A cereja do bolo dessa história é o fato de o campeão da preservação do meio ambiente, Joe Biden, estar brigando para diminuir o preço da carne, quando deveria estar fazendo justamente o oposto para desestimular o consumo pois, como sabemos, a pecuária é uma das principais fontes do aquecimento global. Bastou que a inflação da carne batesse em sua popularidade, Biden não hesitou em escolher o lado. O que demonstra, mais uma vez, a dificuldade de implementação da agenda de combate às mudanças climáticas.

A Apple e o PIB do Brasil

Já escrevi isso aqui quando a Apple se tornou a primeira empresa a atingir valor de mercado de US$ 2 trilhões e volto a escrever agora, quando a soma do valor das ações da mesma Apple atinge a estonteante marca de US$ 3 trilhões: esse valor não tem NADA a ver com o PIB dos países como sugere a reportagem.

Em linguagem técnica, PIB é uma medida de fluxo enquanto o valor de mercado é uma medida de tamanho de patrimônio. Em língua portuguesa, isso significa que o PIB é a quantidade de riqueza produzida em um país a cada ano, enquanto o valor de mercado é a SOMA da quantidade de riqueza que uma empresa, supostamente, produziu e produzirá enquanto existir segundo a avaliação dos investidores.

Para calcular o PIB de um país, somam-se todos os valores agregados por todas as empresas. Grosso modo, é como se fosse a soma dos lucros de todas as empresas de um país. Para comparar a Apple com o PIB, o mais adequado seria comparar o seu lucro anual, que foi de US$ 95 bilhões no ano fiscal de 2021. Mais ou menos equivalente ao PIB do Equador e várias vezes menor que o PIB brasileiro.

Mas não fique muito entusiasmado. Comparando maçãs com maçãs, o valor de mercado de todas as empresas listadas na bolsa brasileira somava cerca de US$ 810 bilhões no final de dezembro. Ou seja, o investidor da Apple pode comprar três vezes todas as ações das empresas brasileiras e ainda sobra um troco para o jantar. A Petrobras, a maior empresa brasileira, a nossa joia da coroa, que controla o estratégico ouro negro, vale US$ 110 bilhões. A Apple, que produz esse troço supérfluo chamado iPhone, vale 28 vezes mais.

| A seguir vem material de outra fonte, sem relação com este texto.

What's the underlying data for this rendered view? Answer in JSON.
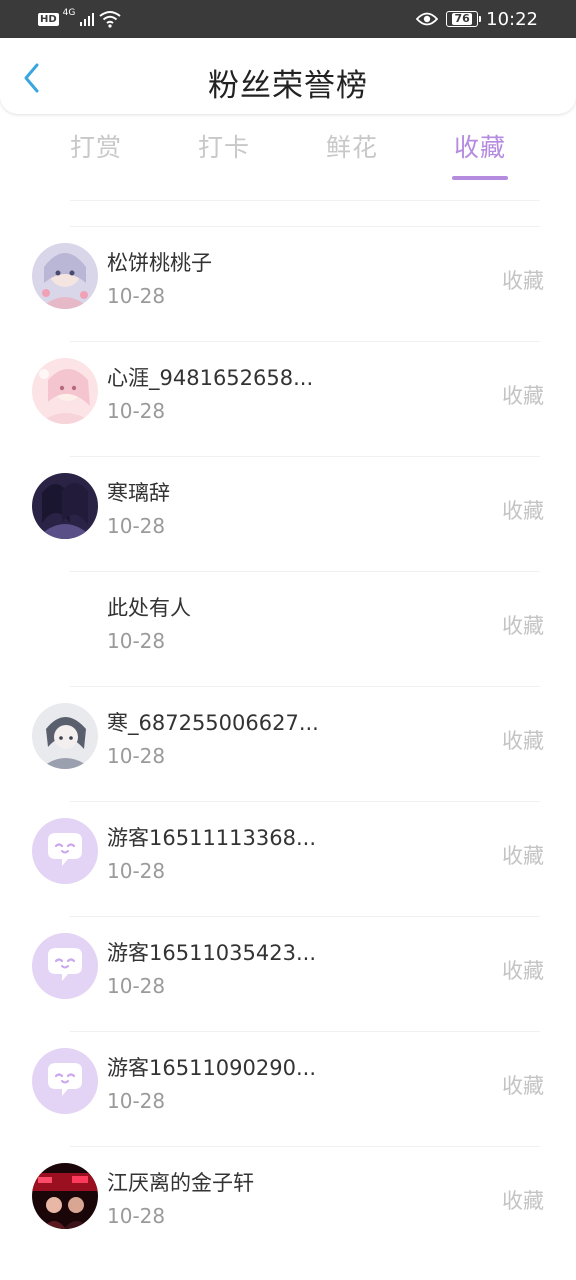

Alguns dirão que esses números não passam de jogos especulativos dos investidores em bolsa, não representando, de fato, a riqueza que as empresas geram para a sociedade. São normalmente os mesmos que acham que o PIB não mede o verdadeiro bem-estar dos cidadãos. Ok, é uma forma de ver a realidade.

O DUMB

Em Brasília funciona um grande escritório de planejamento central, onde centenas de técnicos altamente capacitados, auxiliados por softwares de inteligência artificial cada vez mais sofisticados, otimizam a atividade econômica brasileira, maximizando a produtividade e permitindo a melhor distribuição de renda possível. Trata-se do DUMB – Departamento da Uniformização Microeconômica Brasileira.

Poucos conhecem, mas o DUMB vem prestando relevantes serviços ao país nos últimos séculos, ao desenhar intervenções cirúrgicas que remediam os desequilíbrios causados pela livre concorrência. Eu disse séculos? Sim! O DUMB foi criado junto com o Estado Brasileiro, quando a família real mudou-se para essas terras, e tudo tinha que passar pela benção do imperador. A partir daí, o DUMB só fez crescer e se fortificar, ajudando a transformar o Brasil nessa potência econômica que é hoje.

A notícia abaixo é apenas mais uma contribuição do DUMB.

Depois de muitos estudos e simulações macroeconometricas, a indústria química perdeu para as empresas aéreas na planilha dos técnicos do departamento. Os químicos podem espernear à vontade, mas a ciência econômica mostrou, por A + B, que as empresas aéreas são estrategicamente mais importantes, da mesma forma que 17 setores (não 16 ou 18, mas 17) mereciam a colher de chá da desoneração da folha ou que Manaus e não Belém ou Teresina merece uma zona franca.

Os modelos usados pelo DUMB são tão bons que levam em consideração o poder de lobby dos diversos setores. A ideia é que, se o lobby é realmente forte, aquele setor deve, de fato, contribuir mais para o crescimento do país. Isso é inteligência artificial na veia. Por isso, se a indústria química conseguir, no Congresso, reaver seus “direitos”, pode ter certeza que os modelos do DUMB serão recalibradas para absorver essa nova informação.

Vida longa ao DUMB!

Basta ter lábia

Em um aspecto a imprensa tradicional leva vantagem sobre as mídias sociais: a edição. Para conseguir lugar no limitado espaço de uma edição de jornal, é preciso que a notícia ou reportagem passe pelo crivo de um editor. Qualquer Zé Mané pode escrever o que quiser nas redes sociais. Já em um jornal, um editor precisa ser convencido de que aquilo vale a pena ser publicado.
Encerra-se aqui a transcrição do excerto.